Helena Davies, a twenty-one year old who’s been living in her parents’ basement since dropping out of community college for lack of funds, is at loose ends and clueless about her future. She needs a job ― any job ― while she tries to figure out what she wants to do with her life. Surprisingly, the proprietor of Abernathy’s Bookstore immediately hires her, despite her sparse resume. But her new boss barely has time to have her sign an employment agreement (“I … swear to uphold the standards of Abernathy’s without fear or favor, and to seal its secrets in my heart”) when he’s murdered in the basement on Helena’s very first day.
As the sole surviving employee of Abernathy’s, Helena unexpectedly finds herself in charge of the bookstore … which is far more than an ordinary bookstore. Helena gets swept into a society of hidden mages within our world that she never knew existed, and a ceaseless war (it’s called the “Long War” for good reason) with Lovecraftian creatures from another dimension, intent on draining the magic from people in our world, leaving them dead. Abernathy’s Bookstore itself, together with its proprietor ― who is now Helena by default, though some want to change that ― functions as a powerful oracle, answering questions and providing prophecies for those willing to pay its price.
With minimal knowledge about Abernathy’s and its oracular powers, and about the magical society she’s now a part of, Helena has to rely on a few new acquaintances to help her find her footing. Malcolm Campbell, a handsome magus fighting on the frontlines of the Long War, just might be one of the people who will help Helena. But there are factions that oppose her elevation to the custodianship of Abernathy’s, not to mention an unidentified murderer who might decide Helena, too, is in the way of his plans.
The Book of Secrets (2018) is the first book in a new contemporary fantasy series, THE LAST ORACLE, by Melissa McShane. McShane has commented that the series will likely include ten books, so we’re playing a long game here. That’s evidenced in the plot of The Book of Secrets, in which the murder mystery plays second fiddle to the set-up and world-building, as Helena, and the reader, gradually orient themselves in a new world. The pace bogs down somewhat in the process. At the same time, while we’re introduced to concepts like stone, steel, wood and paper magi, not enough really happens with them (at least in this first book) to cement the different types of magic practitioners in the reader’s mind.

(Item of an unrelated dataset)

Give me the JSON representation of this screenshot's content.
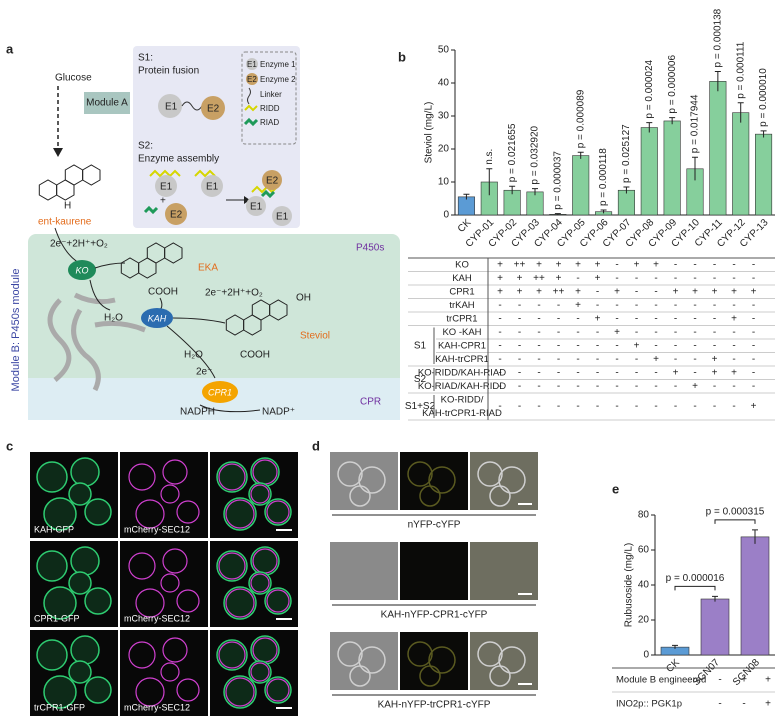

However, Helena and her friends are appealing characters, and Helena’s primary antagonist ― a young woman who is convinced that she was supposed to be the next custodian of Abernathy’s ― turns out to be a more complex character than I would have guessed. And it’s extremely hard not to love a magical bookstore with a definite mind of its own! I’ve got the second book, The Book of Peril, in hand and am definitely on board for seeing what happens next with Helena and Abernathy’s.